A Brief History of Leather

The relationship between man and leather has been but a long and prosperous one. Predating cotton and just about every other known fabric used today, leather has played the most important role in the development of civilizations since man first walk the earth. Dating back to prehistoric times, man has been using animal skins for various applications, most of which were for shelter and safety.

After the discovery of leather, man has used hides to make clothing, shelter, carpets and even fashionable decorative attire. In recorded history, pieces of leather dating back to 1200 B.C. have been found in Egypt, primitive societies in Europe, Asia and North America. in 1200 B.C. The Greeks were using leather garments which then later spread throughout the Roman Empire. During the Middle-Ages, the Chinese knew the art of making leather. Indians of North America also had developed great skills in leather work well before the coming of the European Settlers. All of which developed the technique of turning animal skins into leather goods independently of one another.

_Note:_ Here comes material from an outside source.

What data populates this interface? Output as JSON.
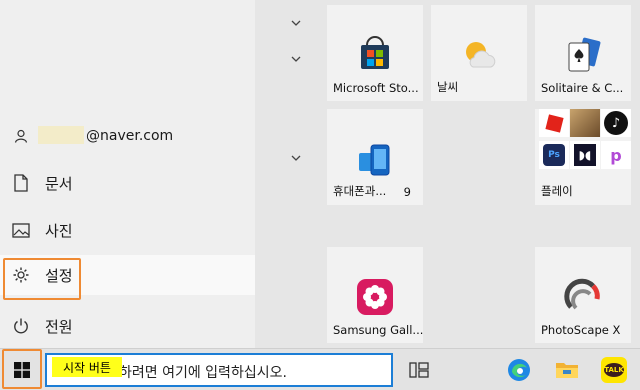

Although at some point in time, by accident or by trial and error, man discovered methods and techniques for preserving and softening leather. They treated animal skins with things such as smoke, pig fat and even tree bark. History has it that the art of tanning leather using the bark of trees originated among the Hebrews in primitive societies where the art was a closely guarded secret passed down from father to son.

As civilization developed in Europe, tanners and leather workers united in the trade. Royal charters or licenses were issued permitting people to practice leather tanning.

In the nineteenth century, vegetable tanning animal skins using the extracts from the bark of certain kinds of trees, was slowly replaced by chrome tanning which uses chemicals instead of tree bark extracts. Today chrome tanning is the preferred method for tanning leather and accounts for about eighty to ninety percent of all tanning done.

Today leather isn’t what it used to be. Leather isn’t used for protection from the elements or for building shelter. Leather is regarded as the king of fabrics, the mark of luxury and high class. The commercial leather industry of today has grown, and animal hides have become more and more abundant and more in demand.

Hides have become the by-product of a growing population, fascinated by its vintage luxury appeal.